Well, as much as most of us would prefer to meet the Lord in the air (1 Thess. 4), the fact is most, if not all, reading this article are going to die somehow, someway, someday. Here in the West, especially, death is something we really don’t think deeply about. Of course if it’s to a political/power/financial advantage our culture loves death (abortion anyone?). My experience after years of doing street evangelism is that when you ask someone the simple question of, “What do you think will happen when you die?” Most give me a look like why are you asking me this, and say, “I don’t know, I’ve never thought about it.”

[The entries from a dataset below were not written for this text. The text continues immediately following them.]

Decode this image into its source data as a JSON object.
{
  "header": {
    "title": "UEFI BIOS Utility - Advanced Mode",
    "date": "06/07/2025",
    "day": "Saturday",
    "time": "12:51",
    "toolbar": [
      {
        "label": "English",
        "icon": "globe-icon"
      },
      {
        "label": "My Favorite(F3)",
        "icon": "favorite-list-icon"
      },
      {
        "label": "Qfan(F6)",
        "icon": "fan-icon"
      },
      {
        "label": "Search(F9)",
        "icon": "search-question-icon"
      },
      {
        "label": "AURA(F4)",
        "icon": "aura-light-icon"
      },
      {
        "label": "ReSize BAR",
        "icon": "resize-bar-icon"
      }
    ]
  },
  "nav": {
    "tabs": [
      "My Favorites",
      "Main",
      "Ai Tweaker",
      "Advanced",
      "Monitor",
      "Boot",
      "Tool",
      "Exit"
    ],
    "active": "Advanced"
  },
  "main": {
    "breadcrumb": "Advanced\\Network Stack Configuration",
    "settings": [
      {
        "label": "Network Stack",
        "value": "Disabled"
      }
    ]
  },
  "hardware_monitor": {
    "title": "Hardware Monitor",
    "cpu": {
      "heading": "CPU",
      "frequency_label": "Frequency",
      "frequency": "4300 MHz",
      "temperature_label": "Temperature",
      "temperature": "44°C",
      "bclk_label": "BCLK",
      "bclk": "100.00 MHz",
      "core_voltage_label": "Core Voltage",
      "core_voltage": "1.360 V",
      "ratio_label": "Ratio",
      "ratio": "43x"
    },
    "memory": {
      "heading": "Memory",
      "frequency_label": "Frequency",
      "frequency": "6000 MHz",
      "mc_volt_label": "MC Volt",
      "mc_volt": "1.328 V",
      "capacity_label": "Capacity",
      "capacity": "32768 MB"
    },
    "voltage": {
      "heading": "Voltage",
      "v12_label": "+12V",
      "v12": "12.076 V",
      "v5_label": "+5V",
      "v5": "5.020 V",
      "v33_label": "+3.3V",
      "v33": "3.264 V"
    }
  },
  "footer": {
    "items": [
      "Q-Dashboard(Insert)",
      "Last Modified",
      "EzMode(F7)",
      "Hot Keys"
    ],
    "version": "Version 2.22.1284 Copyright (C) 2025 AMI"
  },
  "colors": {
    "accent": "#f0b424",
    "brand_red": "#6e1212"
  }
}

Yet when you’re sharing the gospel, this is the very thing you want people to focus on. If you’ve ever reviewed the major worldviews, you can conclude that whatever x individual thinks about death affects how they presently live their lives. For example, it wouldn’t be too much of a surprise if you caught any sort of nihilist eating, drinking and being merry. Since death is basically nothingness, the time to live and enjoy stuff is now.
However from a (real) Christian’s point of view, that lifestyle is kept in check. Sure it’s ok to have fun, but we know that every moment counts for eternity, and that when we die, we will be held accountable for every thought, word and deed. Thankfully we’re forgiven for the sinful parts (Ps. 103), but it keeps us in check. Even though we won’t be judged and sent to hell, our works will still be judged and the godly ones rewarded (1 Cor. 3).
Your eyes saw my unformed substance; in your book were written, every one of them, the days that were formed for me, when as yet there was none of them. — Ps. 139:16, ESV
So when I was praying today in the shower (one of my prayer closets) I was thinking the two aforementioned thoughts in regards to the coronavirus, followed by an extended think tank into the fact that my life is so fragile and there’s about a billion ways I can die at any moment. And that the only reason I exist from day to day is because God gifts me each day. He gifts everyone, believer or not, each day they survive (Lam. 3).
What did reflecting on this truth of God do? It brought me hope and peace that I can completely rest in God’s sovereignty of when/how I’m going to die (Ps. 139). It also brought me thankfulness for the day I just had. I actually got up early on a Saturday (miracle of itself) and got my meal planning AND grocery shopping done for the week. Plus I managed to clean, dust and vacuum the office (even though I jammed my shredder that my husband now has to fix with needle nose pliers (thanks Pig :*)), and vacuum the hallway and stairs while seamlessly keeping myself and baby fed and happy. Pretty mundane, but thankful nonetheless.
While we’re certainly thankful for the big moments in our life, most of our days are lived out in small, unnoticeable, repetitive actions. Hence why it’s easy to lose sight of the gift each and every breath of our life on earth is. So thank you coronavirus for inciting scary thoughts that the Spirit used to point my mind to my Maker. I once heard about Christians singing while they were being boiled in oil somewhere out East, and there was nothing for my mind to grapple on in order to begin to understand or relate, except in a few points… Thankfulness+Joy+Contentment in Christ = Boldness to face death in whatever form it may come in for me (Heb. 4).